Projector Window Views vs TV Screensavers

You can run a window view on a TV or on a projector, and both are great, but they give a different result. A projector is more immersive; a TV is brighter and simpler. Here's how to choose the right one for your room.

The quick verdict

A projector is the most convincing fake window because it can fill a whole wall at real window scale, but it needs a dim room to look its best. A TV is brighter, sharper and works in daylight, but it's limited to screen size and always looks a little like a TV. Pick by room and lighting.

Realism and size

Nothing beats a wall-sized projection for fooling the eye, at the right scale and height it genuinely reads as a window.
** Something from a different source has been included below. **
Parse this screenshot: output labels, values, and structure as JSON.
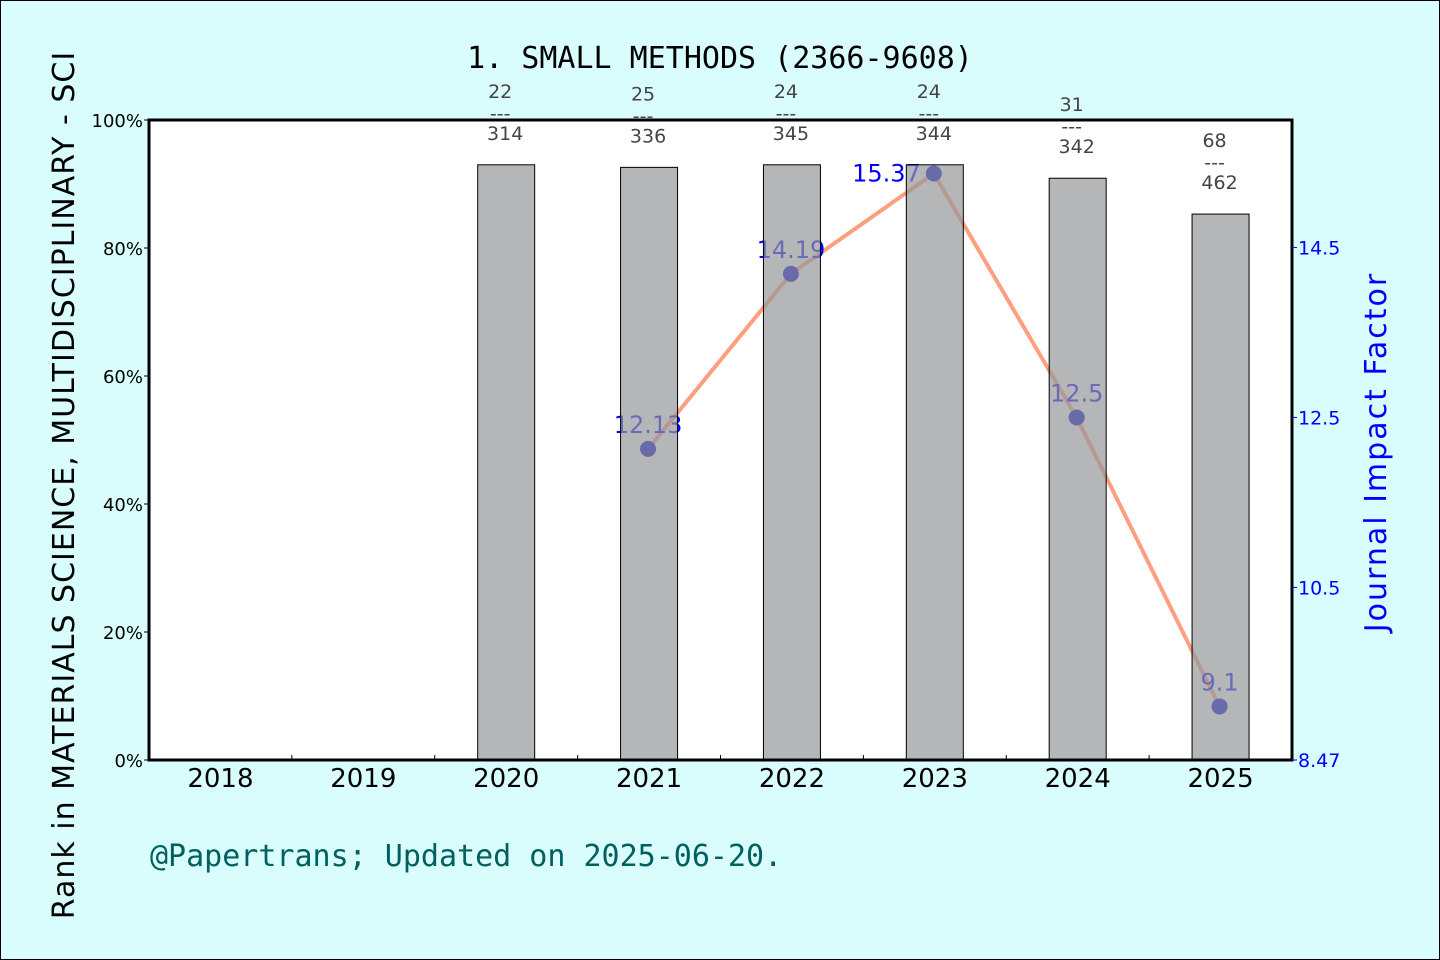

A TV is more obviously a screen, though a wall-mounted Frame-style TV in a deep bezel narrows the gap considerably.

Brightness and room conditions

TVs win in bright rooms: they stay vivid in daylight where a projector washes out. Projectors win in dim and dark rooms, where their large, glowing image looks most real. Match the method to when and where you'll use it.

Cost and simplicity

A TV you already own is the simplest, zero-extra-cost option. A mini projector is an inexpensive add-on that unlocks the wall-sized effect; brighter projectors cost more but handle daylight. Many people use a TV by day and a projector at night.

Good to know

Frequently asked questions

Which is more realistic as a fake window?

A projector, because it can match real window size on a wall. A TV is brighter and easier but reads more like a screen.

Can I use the same Framic views on both?

Yes. Every view works on a TV and a projector; calm, slow scenes look best projected large.